Luckin Coffee pronta a rientrare in borsa negli Stati Uniti cinque anni dopo lo scandalo per frode contabile

La catena di caffè mobile cinese Luckin Coffee potrebbe tornare a quotarsi sul Nasdaq cinque anni dopo la rimozione dovuta a un caso di frode contabile.

Jinyi Guo, amministratore delegato della catena focalizzata sulla vendita tramite app, ha dichiarato in occasione di un evento istituzionale tenutosi a Xiamen che la società sta predisponendo le condizioni per una nuova quotazione sul mercato azionario statunitense e per un ampliamento della propria presenza negli Stati Uniti.

I media cinesi hanno riportato che, secondo Guo, la riammissione sul Nasdaq contribuirebbe a trasformare Luckin in un centro più globale per sviluppo e attività commerciali.

Luckin Coffee ha dichiarato:

“La società resta impegnata nei mercati dei capitali statunitensi, ma al momento non esiste un calendario definitivo per la riammissione in una grande borsa. La nostra priorità principale è concentrarci sull’esecuzione strategica, approfondire lo sviluppo operativo e continuare a rafforzare l’influenza del marchio e la competitività sul mercato.”

Contesto e precedente scandalo

Nel maggio 2020, a un anno dal debutto a Wall Street, Luckin Coffee ricevette un avviso di delisting dal Nasdaq in seguito all’apertura di un’indagine su presunte irregolarità contabili. L’indagine rilevò che alcuni dirigenti avevano falsificato dati finanziari e omesso di comunicare informazioni fiscali rilevanti.

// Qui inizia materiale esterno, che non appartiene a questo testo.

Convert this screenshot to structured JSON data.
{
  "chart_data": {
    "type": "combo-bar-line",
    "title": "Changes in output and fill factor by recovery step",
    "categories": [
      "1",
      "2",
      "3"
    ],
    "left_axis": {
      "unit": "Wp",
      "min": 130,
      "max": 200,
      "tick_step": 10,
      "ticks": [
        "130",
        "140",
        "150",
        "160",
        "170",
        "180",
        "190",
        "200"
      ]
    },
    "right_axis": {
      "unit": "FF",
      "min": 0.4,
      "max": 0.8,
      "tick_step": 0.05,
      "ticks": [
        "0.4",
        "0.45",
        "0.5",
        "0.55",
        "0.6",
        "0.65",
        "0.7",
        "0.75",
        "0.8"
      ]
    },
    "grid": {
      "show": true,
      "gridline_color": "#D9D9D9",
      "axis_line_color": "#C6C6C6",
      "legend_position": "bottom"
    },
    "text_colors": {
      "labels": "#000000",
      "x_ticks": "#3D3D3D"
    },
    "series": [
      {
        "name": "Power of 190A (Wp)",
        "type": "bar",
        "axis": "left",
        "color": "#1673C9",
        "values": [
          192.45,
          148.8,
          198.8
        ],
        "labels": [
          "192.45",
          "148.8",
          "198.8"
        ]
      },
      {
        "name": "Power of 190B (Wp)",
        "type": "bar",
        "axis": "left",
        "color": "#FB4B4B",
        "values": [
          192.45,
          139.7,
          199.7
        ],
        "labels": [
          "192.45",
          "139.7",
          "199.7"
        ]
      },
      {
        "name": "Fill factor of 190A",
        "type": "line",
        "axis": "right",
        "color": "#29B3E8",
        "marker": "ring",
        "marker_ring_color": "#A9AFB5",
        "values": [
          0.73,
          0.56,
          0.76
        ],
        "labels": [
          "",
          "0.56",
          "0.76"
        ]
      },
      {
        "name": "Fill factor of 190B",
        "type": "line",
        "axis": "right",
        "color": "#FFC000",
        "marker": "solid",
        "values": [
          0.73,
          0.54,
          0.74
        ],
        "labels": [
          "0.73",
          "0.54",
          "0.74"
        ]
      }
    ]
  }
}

In conseguenza di quanto emerso, la società procedette al licenziamento dell’allora CEO Jenny Zhiya Qian e del COO Jian Liu. Luckin provò a impugnare la decisione di delisting ma in seguito ritirò il ricorso e venne effettivamente rimossa dal listino nel giugno 2020.

Lo scandalo ebbe ripercussioni sulla fiducia degli investitori e spinse l’azienda a intraprendere azioni di ristrutturazione e rafforzamento della governance per ricostruire credibilità e trasparenza nei bilanci.

Presenza attuale e piani per gli Stati Uniti

Oggi il marchio, che due anni fa ha superato Starbucks come catena di caffè più diffusa in Cina per numero di punti vendita, gestisce attualmente cinque locali negli Stati Uniti, tutti situati a New York City.

Guo ha annunciato che sono in programma aperture aggiuntive sul mercato statunitense, con format e menù adattati alle preferenze dei consumatori americani, previste per il 2026.

Implicazioni regolamentari e commerciali

Un ritorno sul Nasdaq implicherebbe controlli normativi e di reporting più stringenti: la riammissione su una borsa statunitense richiede conformità a standard contabili e di governance che sono attentamente monitorati dagli investitori e dagli organi di vigilanza.

Dal punto di vista commerciale, una nuova quotazione potrebbe facilitare l’accesso a capitali per finanziare l’espansione internazionale e aumentare la visibilità del marchio. Tuttavia, il successo dipenderà dalla capacità di dimostrare risultati operativi sostenibili e dalla piena trasparenza nella gestione finanziaria.

Per il settore, la possibile riammissione riflette anche un contesto più ampio di relazioni tra i mercati finanziari statunitensi e le società cinesi, dove decisioni di listing e compliance hanno impatti rilevanti su flussi di capitale e fiducia degli investitori internazionali.

Al momento Luckin Coffee indica che la priorità resta l’esecuzione strategica e il consolidamento operativo, elementi considerati fondamentali per qualunque futura iniziativa sui mercati esteri e per riconquistare piena credibilità tra gli stakeholder.